December 13th 1981

Martial law was imposed in Poland. A shock to the world. The above photo is taken from the exhibition which opened yesterday to commemorate the event

I was going to go, but raging toothache stopped me from doing anything at all. Eventually in despair after seeing my own dentist who suggested I see someone else for root canal work – no one had a space for me – I rang some friends who were all very helpful- and then, minor miracle – or even major, considering the pain – I was directed to a dentist who practises near me, who promised to sort out the pain if not the tooth entirely. Last night I slept for the full eight hours. Bliss.

I can’t say the pain has gone entirely but it is certainly bearable. My face is still swollen, I look like a lopsided hamster, but I can function. Still not sure about eating, though.

But the whole episode made me think about how I would have coped under martial law. Curfews, shortages, arrests, 48 hour imprisonments. Death sentences.

Forty years ago we had staying with us friends from Poland who realised they could no go back. All they had was the stuff they had brought with them for their holiday. They made the decision to emigrate to Canada. I remember them saying that the queues of Poles like them were enormous but that the Canadians were extremely helpful.
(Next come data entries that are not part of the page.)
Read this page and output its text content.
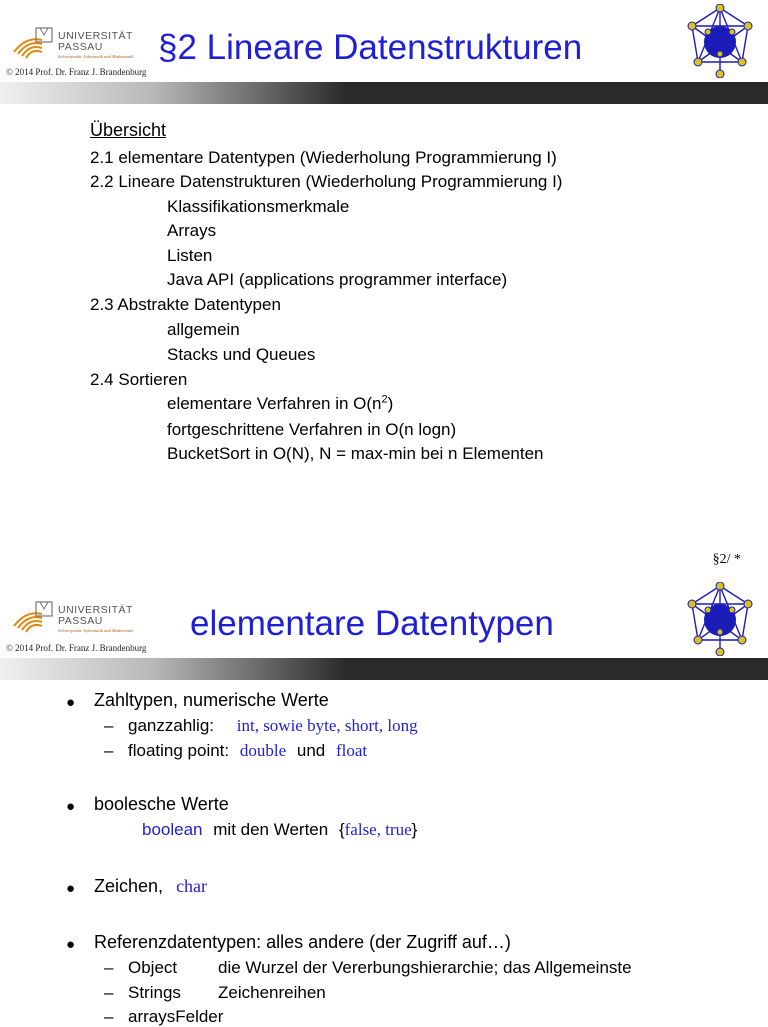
UNIVERSITÄT
PASSAU
Schwerpunkt: Informatik und Mathematik
© 2014 Prof. Dr. Franz J. Brandenburg
§2 Lineare Datenstrukturen
Übersicht
2.1 elementare Datentypen (Wiederholung Programmierung I)
2.2 Lineare Datenstrukturen (Wiederholung Programmierung I)
Klassifikationsmerkmale
Arrays
Listen
Java API (applications programmer interface)
2.3 Abstrakte Datentypen
allgemein
Stacks und Queues
2.4 Sortieren
elementare Verfahren in $O(n^2)$
fortgeschrittene Verfahren in O(n logn)
BucketSort in O(N), N = max-min bei n Elementen
§2/ *
UNIVERSITÄT
PASSAU
Schwerpunkt: Informatik und Mathematik
© 2014 Prof. Dr. Franz J. Brandenburg
elementare Datentypen
● Zahltypen, numerische Werte
– ganzzahlig: int, sowie byte, short, long
– floating point: double und float
● boolesche Werte
boolean mit den Werten {false, true}
● Zeichen, char
● Referenzdatentypen: alles andere (der Zugriff auf…)
– Object die Wurzel der Vererbungshierarchie; das Allgemeinste
– Strings Zeichenreihen
– arraysFelder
Martial law lasted for almost two years. At the time everything was deeply censored. Post, phone calls especially. But Solidarity operated its own rules. Officially opened letters for example, if the employee was a member of the organisation, would sometimes have an indication that the censor’s heart wasn’t in it.
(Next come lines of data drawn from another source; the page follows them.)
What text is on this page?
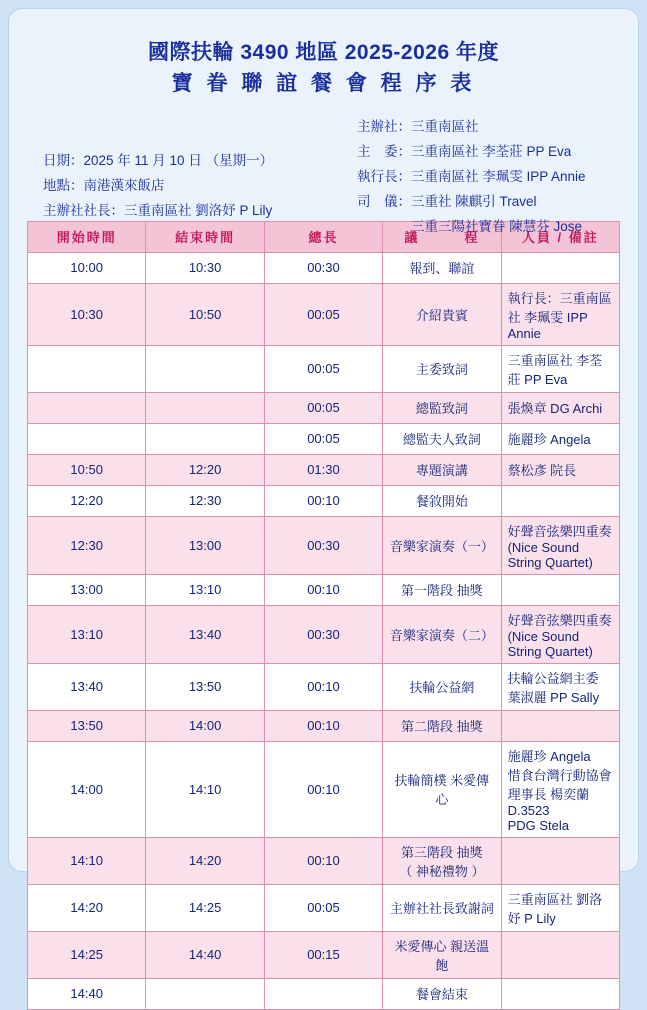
國際扶輪 3490 地區 2025-2026 年度
寶 眷 聯 誼 餐 會 程 序 表
日期：2025 年 11 月 10 日 （星期一）
地點：南港漢來飯店
主辦社社長：三重南區社 劉洛妤 P Lily
主辦社：三重南區社
主　委：三重南區社 李荃莊 PP Eva
執行長：三重南區社 李珮雯 IPP Annie
司　儀：三重社 陳麒引 Travel
三重三陽社寶眷 陳慧芬 Jose
開始時間	結束時間	總長	議　　　程	人員 / 備註

10:00	10:30	00:30	報到、聯誼	

10:30	10:50	00:05	介紹貴賓	執行長：三重南區社 李珮雯 IPP Annie

		00:05	主委致詞	三重南區社 李荃莊 PP Eva

		00:05	總監致詞	張煥章 DG Archi

		00:05	總監夫人致詞	施麗珍 Angela

10:50	12:20	01:30	專題演講	蔡松彥 院長

12:20	12:30	00:10	餐敘開始	

12:30	13:00	00:30	音樂家演奏（一）	好聲音弦樂四重奏
(Nice Sound String Quartet)

13:00	13:10	00:10	第一階段 抽獎	

13:10	13:40	00:30	音樂家演奏（二）	好聲音弦樂四重奏
(Nice Sound String Quartet)

13:40	13:50	00:10	扶輪公益網	扶輪公益網主委 葉淑麗 PP Sally

13:50	14:00	00:10	第二階段 抽獎	

14:00	14:10	00:10	扶輪簡樸 米愛傳心	施麗珍 Angela
惜食台灣行動協會理事長 楊奕蘭 D.3523
PDG Stela

14:10	14:20	00:10	第三階段 抽獎
（ 神秘禮物 ）	

14:20	14:25	00:05	主辦社社長致謝詞	三重南區社 劉洛妤 P Lily

14:25	14:40	00:15	米愛傳心 親送溫飽	

14:40			餐會結束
The best moment was when we tried to phone my father in law. We were trying to make arrangements for him to come over and when we rang his number the operator asked us who we were calling. Oh no, she said, I cannot put you through. But tell me what it’s about. She wasn’t being nosey. That evening she rang my father in law privately from her home number and passed on all the details.

Now that’s Solidarność!

2 comments on “December 13th 1981

  1. Great anecdotes Basia. Danusia wrote yesterday how the imposition of martial law fundamentally changed the direction of her life (and indirectly mine). My first experience of Poland came a few months after the ending of Martial Law, at Easter 1984, my first trip to Poland. It was a wonderful trip, and Danusia’s dad drove us all over the country to experience some of the highlights of Poland, as well as to meet her extended family. One particular incident I recall though; we were still in Poland on 1st May 1984, in Warsaw, and I was very keen to witness a communist mayday parade. We arrived in the centre of town rather late, with the parade already in full swing. A cordon sanitaire had been set up around the event, with a few streets guarded at either end by the infamous “Zomo” security police. As we entered the cordon (I forget exactly where now) we found it deserted. I could hear General Jaruzelski’s speech being piped over loudspeakers that were strung up on buildings, but at that time understood none of it. Then we turned a corner to approach the entrance to the inner cordon, to find the General’s voice being drowned out by a ghetto blaster playing Motorhead. A group of young Zomo recruits sitting astride a water-cannon, clearly not interested in what their leader had to say!

    Liked by 1 person

    • Thank you Stuart. ti was a horrific time for many people. some years previously I was in Warsaw when Ceaucescu came for an official visit. Buses and trams were being diverted from their routes, or just stopping as near to the square as possible and passengers were instructed to get off and wave! i walked home.